Focusing on mental wellbeing
With a wife and two young children, one thing that spoke to Callum about the Yellow Wellies campaign was the slogan ‘Who would fill your boots?’
Since his accident and work with the campaign, he’s noticed that many of the local farmers are now wearing helmets – and his local ATV dealer has also reported an increase in helmet sales.
This Farm Safety Week, Callum said he also wants people to give more thought to their mental wellbeing.

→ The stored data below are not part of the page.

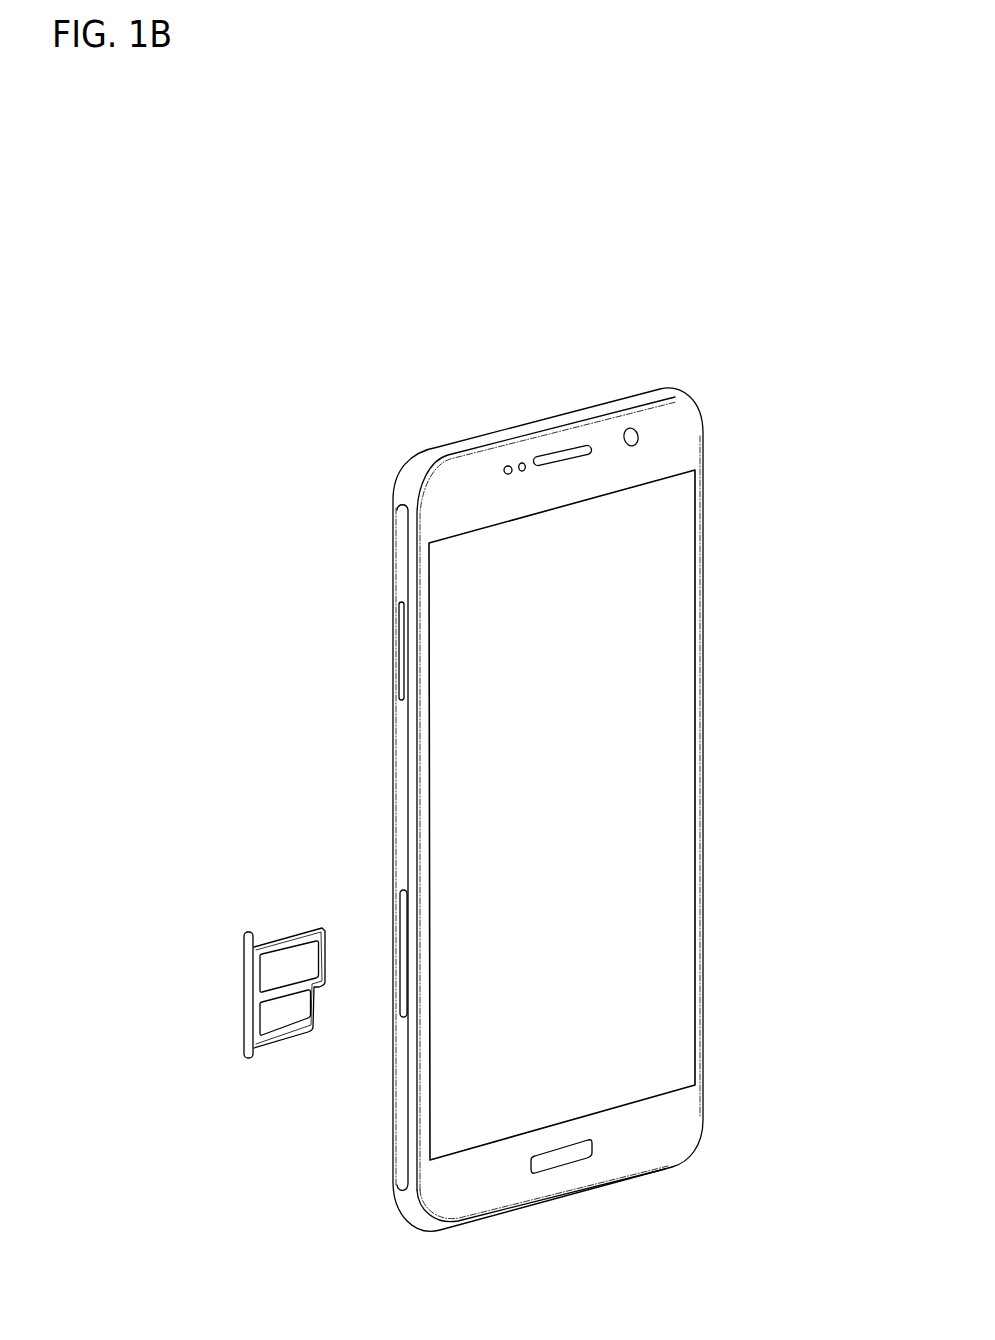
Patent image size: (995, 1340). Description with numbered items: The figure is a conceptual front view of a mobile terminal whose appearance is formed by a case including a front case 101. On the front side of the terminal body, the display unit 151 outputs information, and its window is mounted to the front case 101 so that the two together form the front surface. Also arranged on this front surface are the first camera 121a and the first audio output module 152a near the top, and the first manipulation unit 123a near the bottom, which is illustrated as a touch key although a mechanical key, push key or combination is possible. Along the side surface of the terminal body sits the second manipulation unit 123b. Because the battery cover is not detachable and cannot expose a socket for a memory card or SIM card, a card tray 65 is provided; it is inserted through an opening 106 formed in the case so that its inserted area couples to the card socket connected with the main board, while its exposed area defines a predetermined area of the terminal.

The front case 101 is at (667, 448).
The display unit 151 is at (667, 660).
The first camera 121a is at (508, 466).
The first audio output module 152a is at (562, 455).
The second manipulation unit 123b is at (400, 660).
The opening 106 is at (400, 907).
The first manipulation unit 123a is at (550, 1165).
The card tray 65 is at (248, 1002).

“If they thought a wee bit more about their mental wellbeing, they would be in a more positive mental mindset to change towards safety and accept looking at things for two or three minutes longer, or take four seconds to put their helmet on.”
He added: “It’s hard to explain to somebody to change that mindset until they’ve had an accident. Until I had my accident, I thought, it’s never gonna happen – just charge on, it will be absolutely fine.
“Once you’ve had an accident, you take a whole different outlook to things, and it’s trying to change that outlook to people before they have an accident.
“That would be a life goal ticked off if I can change the way that people look at things before they have an accident, especially young people.”